Das sagte Merkel am Samstag in Berlin. Sie habe sich noch am Freitagnachmittag in einem Telefonat mit US-Präsident Barack Obama für eine konstruktive Lösung in den Verhandlungen über die Zukunft der deutschen Tochter des vor der Pleite stehenden US-Mutterkonzerns General Motors (GM) stark gemacht.

Opel habe nun Perspektiven für die Zukunft, die Übernahme des Unternehmens durch den österreichisch-kanadischen Zulieferer Magna sei eine „Chance für die Mitarbeiter“, sagte Merkel. Diese treffe schließlich keine Schuld an der Lage von Opel. Verantwortlich für die Misere sei das Missmanagement in den USA.

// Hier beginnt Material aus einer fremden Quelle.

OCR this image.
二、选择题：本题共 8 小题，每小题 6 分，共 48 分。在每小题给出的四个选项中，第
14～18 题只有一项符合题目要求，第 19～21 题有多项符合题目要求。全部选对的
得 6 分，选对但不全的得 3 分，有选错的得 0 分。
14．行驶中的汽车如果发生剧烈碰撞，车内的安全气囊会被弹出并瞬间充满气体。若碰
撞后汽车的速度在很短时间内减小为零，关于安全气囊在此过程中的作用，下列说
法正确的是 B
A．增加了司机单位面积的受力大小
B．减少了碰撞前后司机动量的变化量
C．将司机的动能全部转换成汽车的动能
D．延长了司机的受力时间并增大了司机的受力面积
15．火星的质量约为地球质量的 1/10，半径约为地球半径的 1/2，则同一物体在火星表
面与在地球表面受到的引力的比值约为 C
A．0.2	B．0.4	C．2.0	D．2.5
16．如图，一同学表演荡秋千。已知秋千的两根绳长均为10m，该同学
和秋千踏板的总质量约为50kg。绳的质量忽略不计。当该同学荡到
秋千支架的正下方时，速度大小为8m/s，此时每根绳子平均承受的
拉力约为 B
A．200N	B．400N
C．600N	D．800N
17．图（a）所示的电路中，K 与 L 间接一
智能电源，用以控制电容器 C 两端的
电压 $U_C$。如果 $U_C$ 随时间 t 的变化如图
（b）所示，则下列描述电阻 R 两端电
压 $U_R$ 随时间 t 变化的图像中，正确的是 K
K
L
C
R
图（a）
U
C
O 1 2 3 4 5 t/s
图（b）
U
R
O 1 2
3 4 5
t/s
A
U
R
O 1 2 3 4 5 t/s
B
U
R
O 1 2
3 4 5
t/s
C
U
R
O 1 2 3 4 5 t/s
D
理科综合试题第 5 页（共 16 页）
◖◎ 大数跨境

Merkel nahm Wirtschaftsminister Karl-Theodor zu Guttenberg (CSU), der eine Insolvenz von Opel vorgeschlagen hatte und dafür vom Koalitionspartner SPD heftig kritisiert wird, ausdrücklich in Schutz. Sie sehe in dessen Haltung kein Problem. Guttenberg habe nach der in der Nacht erzielten Einigung klar gemacht, dass er die Lösung in der Gesamtschau mittragen könne. Zudem sei es seine Aufgabe, „den Finger in die Wunden zu legen“ und auf Risiken aufmerksam zu machen. Eine Alternative zu der jetzt gefundenen Lösung nannte Merkel politisch nicht verantwortbar.